Muchas personas creen que servir a Dios solamente significa predicar, cantar en una iglesia o ser pastor. Sin embargo, la Biblia muestra algo mucho más amplio y profundo: Dios también usa talentos artísticos, creativos y comunicativos para cumplir propósitos especiales.
Cantar, escribir, diseñar, tocar instrumentos, comunicar, actuar, producir contenido o incluso trabajar detrás de cámaras pueden convertirse en herramientas para impactar vidas cuando se ponen en las manos correctas.
La Biblia enseña que los talentos no son casualidad. Son capacidades que Dios permite desarrollar y que pueden utilizarse para bendecir a otros.
En 1 Pedro 4:10 se nos recuerda:
“Cada uno según el don que ha recibido, minístrelo a los otros, como buenos administradores de la multiforme gracia de Dios.”
Esto significa que cada persona recibió algo diferente. No todos tienen la misma voz, la misma creatividad o la misma habilidad para comunicar, pero cada talento puede tener propósito cuando se usa correctamente.

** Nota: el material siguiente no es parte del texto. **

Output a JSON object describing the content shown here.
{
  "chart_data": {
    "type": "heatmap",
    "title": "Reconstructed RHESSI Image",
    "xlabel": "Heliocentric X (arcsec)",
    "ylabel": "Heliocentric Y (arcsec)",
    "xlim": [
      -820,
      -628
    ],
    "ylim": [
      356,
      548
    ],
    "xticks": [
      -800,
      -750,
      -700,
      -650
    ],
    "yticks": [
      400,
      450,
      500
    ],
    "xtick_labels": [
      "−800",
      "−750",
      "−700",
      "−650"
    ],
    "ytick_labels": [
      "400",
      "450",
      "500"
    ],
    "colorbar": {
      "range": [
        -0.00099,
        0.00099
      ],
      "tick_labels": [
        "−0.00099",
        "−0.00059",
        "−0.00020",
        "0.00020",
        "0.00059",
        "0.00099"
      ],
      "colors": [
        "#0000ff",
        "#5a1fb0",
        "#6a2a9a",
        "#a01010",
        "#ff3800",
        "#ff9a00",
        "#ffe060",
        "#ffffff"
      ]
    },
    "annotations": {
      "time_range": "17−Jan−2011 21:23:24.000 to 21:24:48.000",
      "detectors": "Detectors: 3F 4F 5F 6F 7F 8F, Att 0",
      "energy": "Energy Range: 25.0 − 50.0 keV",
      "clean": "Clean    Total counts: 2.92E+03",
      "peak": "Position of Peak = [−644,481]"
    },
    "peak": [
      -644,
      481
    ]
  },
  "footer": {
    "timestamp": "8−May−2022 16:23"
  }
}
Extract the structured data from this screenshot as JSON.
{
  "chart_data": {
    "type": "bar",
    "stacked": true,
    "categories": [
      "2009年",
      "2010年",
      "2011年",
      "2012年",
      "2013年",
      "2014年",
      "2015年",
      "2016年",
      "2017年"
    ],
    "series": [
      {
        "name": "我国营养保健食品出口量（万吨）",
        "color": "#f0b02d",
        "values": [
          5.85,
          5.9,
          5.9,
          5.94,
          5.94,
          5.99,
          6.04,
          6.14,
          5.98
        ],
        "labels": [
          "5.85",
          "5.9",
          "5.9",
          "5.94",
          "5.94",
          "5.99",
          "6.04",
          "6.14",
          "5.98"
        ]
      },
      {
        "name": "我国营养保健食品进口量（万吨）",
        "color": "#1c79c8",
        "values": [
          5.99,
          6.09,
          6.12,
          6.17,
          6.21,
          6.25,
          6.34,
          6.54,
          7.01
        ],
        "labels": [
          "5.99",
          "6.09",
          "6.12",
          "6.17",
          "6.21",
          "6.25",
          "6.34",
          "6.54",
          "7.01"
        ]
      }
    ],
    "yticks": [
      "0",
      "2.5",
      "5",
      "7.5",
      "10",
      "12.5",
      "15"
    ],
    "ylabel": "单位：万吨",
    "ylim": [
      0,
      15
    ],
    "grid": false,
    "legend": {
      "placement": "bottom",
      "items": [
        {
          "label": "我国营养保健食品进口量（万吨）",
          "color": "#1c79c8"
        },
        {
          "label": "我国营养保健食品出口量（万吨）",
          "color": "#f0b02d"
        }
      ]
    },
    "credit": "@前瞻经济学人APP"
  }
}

Uno de los ejemplos más conocidos es David. Antes de ser rey, David era músico. Tocaba el arpa y componía canciones que hoy conocemos como muchos de los Salmos. Su música no solo era arte; también traía paz, adoración y consuelo.
La Biblia también habla de Bezaleel, un hombre lleno de creatividad y sabiduría para diseñar, trabajar metales, crear decoraciones y construir elementos importantes para el tabernáculo. Dios mismo le dio capacidad artística para realizar ese trabajo.
Esto rompe la idea de que únicamente “lo espiritual” tiene valor. En la Biblia, el arte, la música, la creatividad y la comunicación también podían glorificar a Dios.
Incluso talentos que hoy relacionamos con medios de comunicación o redes sociales tienen relación con principios bíblicos. Hablar bien, enseñar, transmitir mensajes y conectar con personas siempre han sido herramientas poderosas. Personajes como Pablo o Apolos destacaban por su capacidad para enseñar y comunicar con claridad.
Jesús también habló sobre esto en la parábola de los talentos, en Mateo 25. Allí enseña que Dios espera que las personas desarrollen y multipliquen lo que recibieron. El problema nunca fue tener poco; el problema fue esconder lo que se tenía y no usarlo.
Hoy muchas personas sienten que sus habilidades “no cuentan” porque no encajan en algo tradicionalmente religioso. Pero la realidad es que Dios puede usar:
- una canción,
- un diseño,
- una fotografía,
- una producción audiovisual,
- una voz en radio,
- una publicación en redes,
- una historia bien contada,
para tocar corazones de maneras que a veces un sermón no logra.
Colosenses 3:23 dice:
“Y todo lo que hagáis, hacedlo de corazón, como para el Señor y no para los hombres.”
Ese “todo” incluye cada talento, habilidad y capacidad que una persona posee.
Tal vez Dios no te llamó a hacer exactamente lo mismo que otros, pero sí te dio algo que puede marcar diferencia. La pregunta no es solamente qué talento tienes, sino qué estás haciendo con él.